Another interesting aspect of the Fediverse is that it promotes collaboration. Traditional commercial platforms like Facebook or Youtube have no incentive to allow users to move data between them. They directly compete for users in a zero sum game and go out of their way to make it difficult to share content across them. This is the reason we often see screenshots from one site being posted on another.
On the other hand, a federated network that’s developed in the open and largely hosted non-profit results in a positive-sum game environment. Users joining any of the platforms on the network help grow the entire network. More users joining Mastodon is a net positive for Lemmy because we get more content and more people to have discussions with.
Having many different sites hosted by individuals was the way the internet was intended to work in the first place, it’s actually quite impressive how corporations took the open network of the internet and managed to turn it into a series of walled gardens.
In order to be truly free, we must own the means of production. This idea is directly applicable in the context of social media. Only when we own the platforms that we use will we be free to post our thoughts and ideas without having to worry about them being censored by corporate interests.
No matter how great a commercial platform might be, sooner or later it’s going to either disappear or change in a way that doesn’t suit you because companies must constantly chase profit in order to survive. This is a bad situation to be in as a user since you have little control over the evolution of a platform.
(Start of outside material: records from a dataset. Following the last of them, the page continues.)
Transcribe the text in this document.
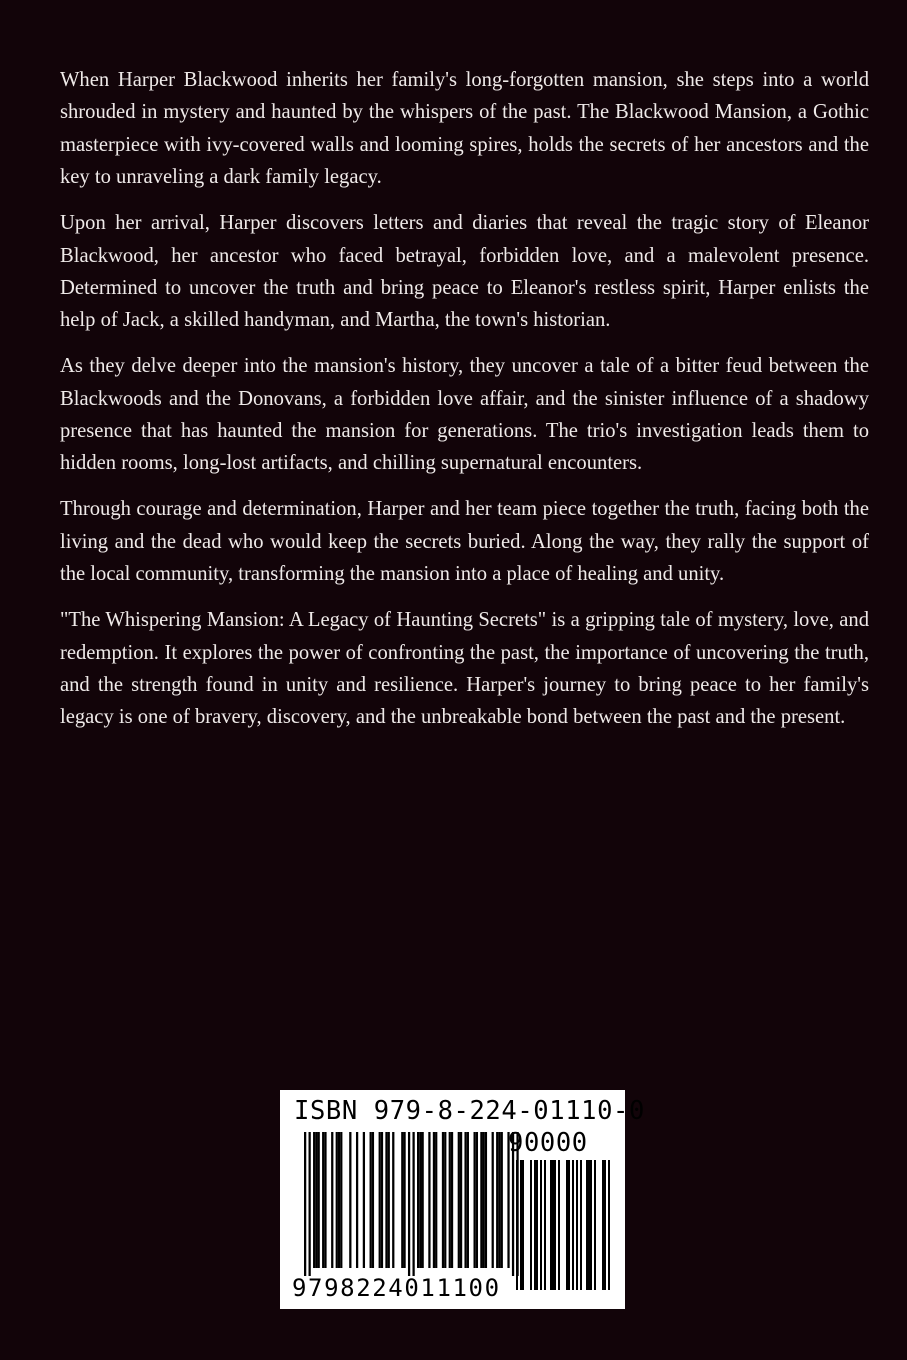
When Harper Blackwood inherits her family's long-forgotten mansion, she steps into a world shrouded in mystery and haunted by the whispers of the past. The Blackwood Mansion, a Gothic masterpiece with ivy-covered walls and looming spires, holds the secrets of her ancestors and the key to unraveling a dark family legacy.

Upon her arrival, Harper discovers letters and diaries that reveal the tragic story of Eleanor Blackwood, her ancestor who faced betrayal, forbidden love, and a malevolent presence. Determined to uncover the truth and bring peace to Eleanor's restless spirit, Harper enlists the help of Jack, a skilled handyman, and Martha, the town's historian.

As they delve deeper into the mansion's history, they uncover a tale of a bitter feud between the Blackwoods and the Donovans, a forbidden love affair, and the sinister influence of a shadowy presence that has haunted the mansion for generations. The trio's investigation leads them to hidden rooms, long-lost artifacts, and chilling supernatural encounters.

Through courage and determination, Harper and her team piece together the truth, facing both the living and the dead who would keep the secrets buried. Along the way, they rally the support of the local community, transforming the mansion into a place of healing and unity.

"The Whispering Mansion: A Legacy of Haunting Secrets" is a gripping tale of mystery, love, and redemption. It explores the power of confronting the past, the importance of uncovering the truth, and the strength found in unity and resilience. Harper's journey to bring peace to her family's legacy is one of bravery, discovery, and the unbreakable bond between the past and the present.

ISBN 979-8-224-01110-0
90000
9798224011100
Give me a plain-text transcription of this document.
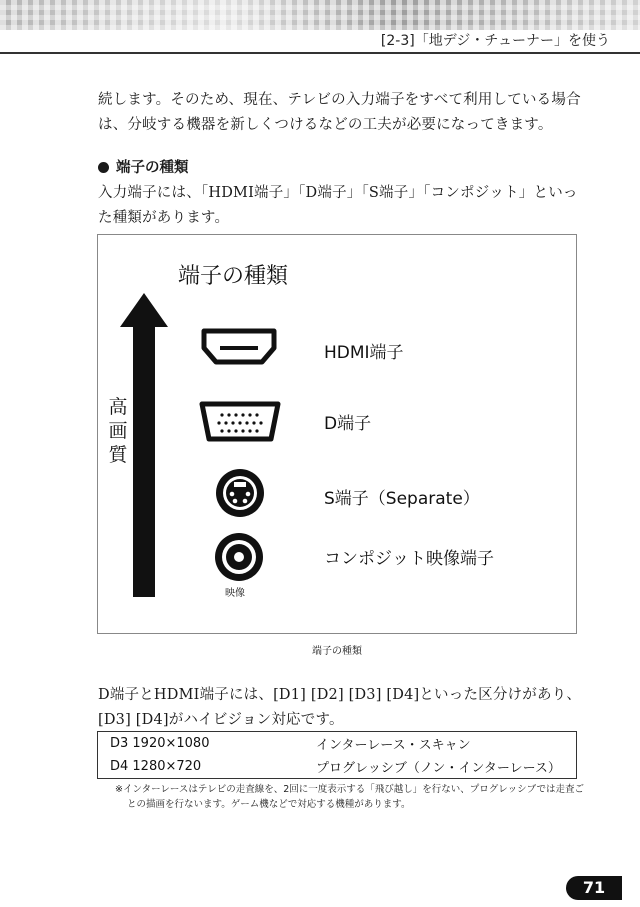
[2-3]「地デジ・チューナー」を使う

続します。そのため、現在、テレビの入力端子をすべて利用している場合は、分岐する機器を新しくつけるなどの工夫が必要になってきます。

端子の種類

入力端子には、「HDMI端子」「D端子」「S端子」「コンポジット」といった種類があります。

端子の種類
高画質
HDMI端子
D端子
S端子（Separate）
コンポジット映像端子
映像
端子の種類

D端子とHDMI端子には、[D1] [D2] [D3] [D4]といった区分けがあり、[D3] [D4]がハイビジョン対応です。

D3 1920×1080	インターレース・スキャン
D4 1280×720	プログレッシブ（ノン・インターレース）

※インターレースはテレビの走査線を、2回に一度表示する「飛び越し」を行ない、プログレッシブでは走査ごとの描画を行ないます。ゲーム機などで対応する機種があります。

71
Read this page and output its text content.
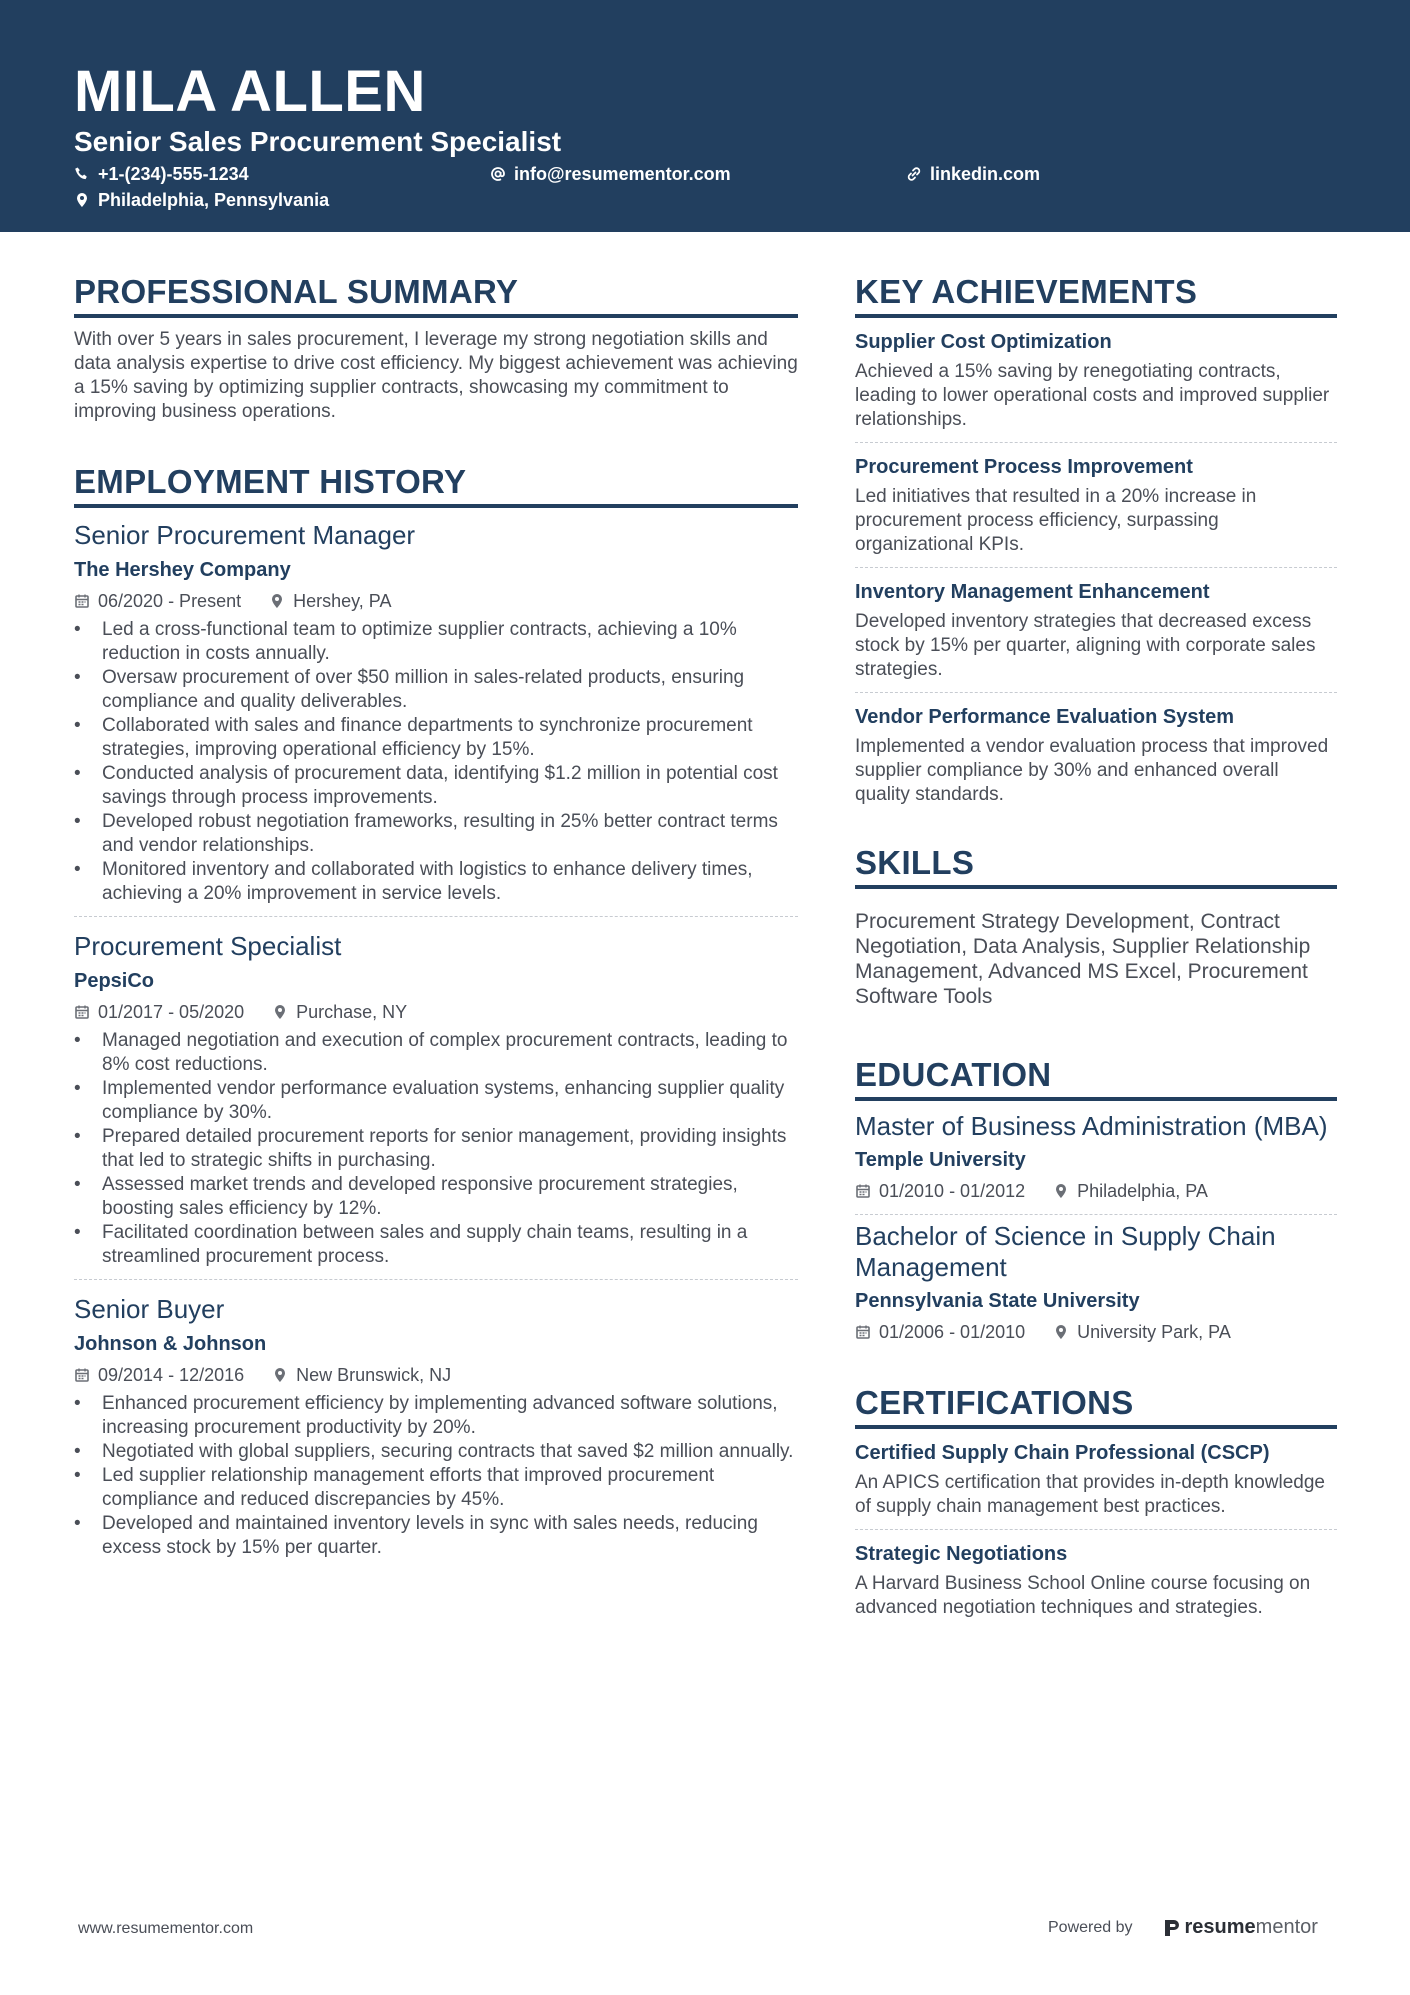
MILA ALLEN
Senior Sales Procurement Specialist
+1-(234)-555-1234	info@resumementor.com	linkedin.com
Philadelphia, Pennsylvania
PROFESSIONAL SUMMARY
With over 5 years in sales procurement, I leverage my strong negotiation skills and data analysis expertise to drive cost efficiency. My biggest achievement was achieving a 15% saving by optimizing supplier contracts, showcasing my commitment to improving business operations.
EMPLOYMENT HISTORY
Senior Procurement Manager
The Hershey Company
06/2020 - Present	Hershey, PA
• Led a cross-functional team to optimize supplier contracts, achieving a 10% reduction in costs annually.
• Oversaw procurement of over $50 million in sales-related products, ensuring compliance and quality deliverables.
• Collaborated with sales and finance departments to synchronize procurement strategies, improving operational efficiency by 15%.
• Conducted analysis of procurement data, identifying $1.2 million in potential cost savings through process improvements.
• Developed robust negotiation frameworks, resulting in 25% better contract terms and vendor relationships.
• Monitored inventory and collaborated with logistics to enhance delivery times, achieving a 20% improvement in service levels.
Procurement Specialist
PepsiCo
01/2017 - 05/2020	Purchase, NY
• Managed negotiation and execution of complex procurement contracts, leading to 8% cost reductions.
• Implemented vendor performance evaluation systems, enhancing supplier quality compliance by 30%.
• Prepared detailed procurement reports for senior management, providing insights that led to strategic shifts in purchasing.
• Assessed market trends and developed responsive procurement strategies, boosting sales efficiency by 12%.
• Facilitated coordination between sales and supply chain teams, resulting in a streamlined procurement process.
Senior Buyer
Johnson & Johnson
09/2014 - 12/2016	New Brunswick, NJ
• Enhanced procurement efficiency by implementing advanced software solutions, increasing procurement productivity by 20%.
• Negotiated with global suppliers, securing contracts that saved $2 million annually.
• Led supplier relationship management efforts that improved procurement compliance and reduced discrepancies by 45%.
• Developed and maintained inventory levels in sync with sales needs, reducing excess stock by 15% per quarter.
KEY ACHIEVEMENTS
Supplier Cost Optimization
Achieved a 15% saving by renegotiating contracts, leading to lower operational costs and improved supplier relationships.
Procurement Process Improvement
Led initiatives that resulted in a 20% increase in procurement process efficiency, surpassing organizational KPIs.
Inventory Management Enhancement
Developed inventory strategies that decreased excess stock by 15% per quarter, aligning with corporate sales strategies.
Vendor Performance Evaluation System
Implemented a vendor evaluation process that improved supplier compliance by 30% and enhanced overall quality standards.
SKILLS
Procurement Strategy Development, Contract Negotiation, Data Analysis, Supplier Relationship Management, Advanced MS Excel, Procurement Software Tools
EDUCATION
Master of Business Administration (MBA)
Temple University
01/2010 - 01/2012	Philadelphia, PA
Bachelor of Science in Supply Chain Management
Pennsylvania State University
01/2006 - 01/2010	University Park, PA
CERTIFICATIONS
Certified Supply Chain Professional (CSCP)
An APICS certification that provides in-depth knowledge of supply chain management best practices.
Strategic Negotiations
A Harvard Business School Online course focusing on advanced negotiation techniques and strategies.
www.resumementor.com	Powered by	resume mentor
On the other hand, open source has a very different dynamic. Projects can survive with little or no commercial incentive because they’re developed by people who themselves benefit from their work. Projects can also be easily forked and taken in different directions by different groups of users if there is a disagreement regarding the direction of the platform. Even when projects become abandoned, they can be picked up again by new teams as long as there is an interested community of users around them.
At the end of the day, it’s about owning our tools and using communication platforms built by the people and for the people.